Many empty nesters now have more money to spend on retirement housing. Industry analysts estimate that at least 10 percent of empty-nesters are actually upgrading their housing as they move into their retirement years, a number they said has been growing since the mid-1990s.

The number of luxury buyers is expected to get larger as America’s 76 million Baby Boomers face empty houses and pending retirement.

With their two children grown, Barry and Ellyn Broden moved this summer from a four-bedroom, 2,700-square-foot home in Avon to a $560,000 home in Muirfield Village in Avon. Their new single-family home is 500 square feet larger and $220,000 more expensive than their previous home.

“We upsized,” said Barry Broden, 57, a CPA and professor of accounting and taxation at the University of Hartford. “This is the time in your life when you want all the luxuries.”

Much of the increased spending shift is attributed to a change in attitude. Industry observers say today’s empty-nesters don’t view retirement the same way as previous generations.

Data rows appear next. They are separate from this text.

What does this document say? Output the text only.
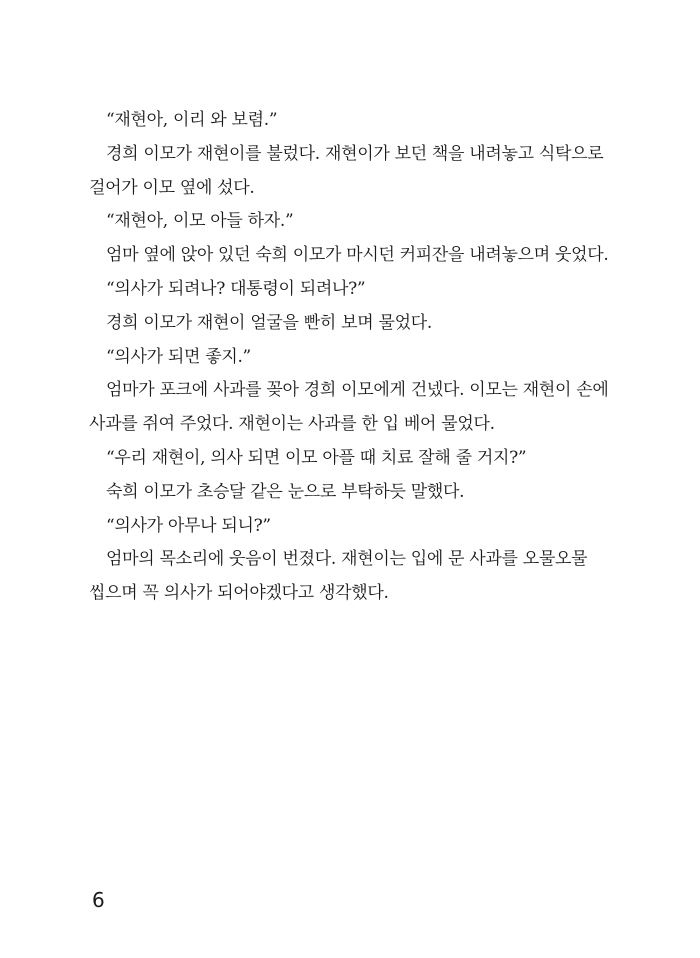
“재현아, 이리 와 보렴.”

경희 이모가 재현이를 불렀다. 재현이가 보던 책을 내려놓고 식탁으로 걸어가 이모 옆에 섰다.

“재현아, 이모 아들 하자.”

엄마 옆에 앉아 있던 숙희 이모가 마시던 커피잔을 내려놓으며 웃었다.

“의사가 되려나? 대통령이 되려나?”

경희 이모가 재현이 얼굴을 빤히 보며 물었다.

“의사가 되면 좋지.”

엄마가 포크에 사과를 꽂아 경희 이모에게 건넸다. 이모는 재현이 손에 사과를 쥐여 주었다. 재현이는 사과를 한 입 베어 물었다.

“우리 재현이, 의사 되면 이모 아플 때 치료 잘해 줄 거지?”

숙희 이모가 초승달 같은 눈으로 부탁하듯 말했다.

“의사가 아무나 되니?”

엄마의 목소리에 웃음이 번졌다. 재현이는 입에 문 사과를 오물오물 씹으며 꼭 의사가 되어야겠다고 생각했다.

6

Born after the Depression, they are eschewing the idea that retirement means years of penny-pinching while living in a small home. They are more willing to spend what they have earned or take out mortgages and run up credit card bills to get it.

The result in the real estate market both in Connecticut and nationwide is a growing demand for upscale housing.

Local developers have jumped in on the trend, constructing luxury, single-family developments targeted toward “active adults” age 55 and older in towns like Farmington, Avon, West Hartford, Glastonbury, and Cromwell, with prices often exceeding $400,000. The multi-bedroom homes come with amenities like marble floors, three-car garages, home theaters, and customized kitchens.

But this trend is causing concern among some housing experts who fear the shift toward the construction of luxury housing will result in a shortage of less expensive homes for low- and middle-income retirees.

“The economy is doing so well that it is hard to entice people to build affordable housing,” said Leon Harper, a senior housing specialist with the AARP.

Mr Harper said the trend toward upsizing began about five years ago and is being fueled by a generation of empty-nesters who are better educated, earn higher salaries, and have more discretionary funds than their parents and grandparents.

Sharon Craig, a real estate agent with Prudential Connecticut Realty in Simsbury, said the increase in luxury buyers is opening up a category of housing for first- and second-time buyers who cannot afford new construction.

“Younger families who have the ability to move up but can’t afford new construction are buying these homes, and they do have money for renovations,” she said.

Ron Van Winkle, a West Hartford economist, agreed. Both sets of buyers are dumping more money into Connecticut’s economy, he said.

“They are buying new carpet and new appliances and spending a lot of money decorating these homes,” he said. “That has a huge impact on the economy, much more so than households on the lower end of the market.”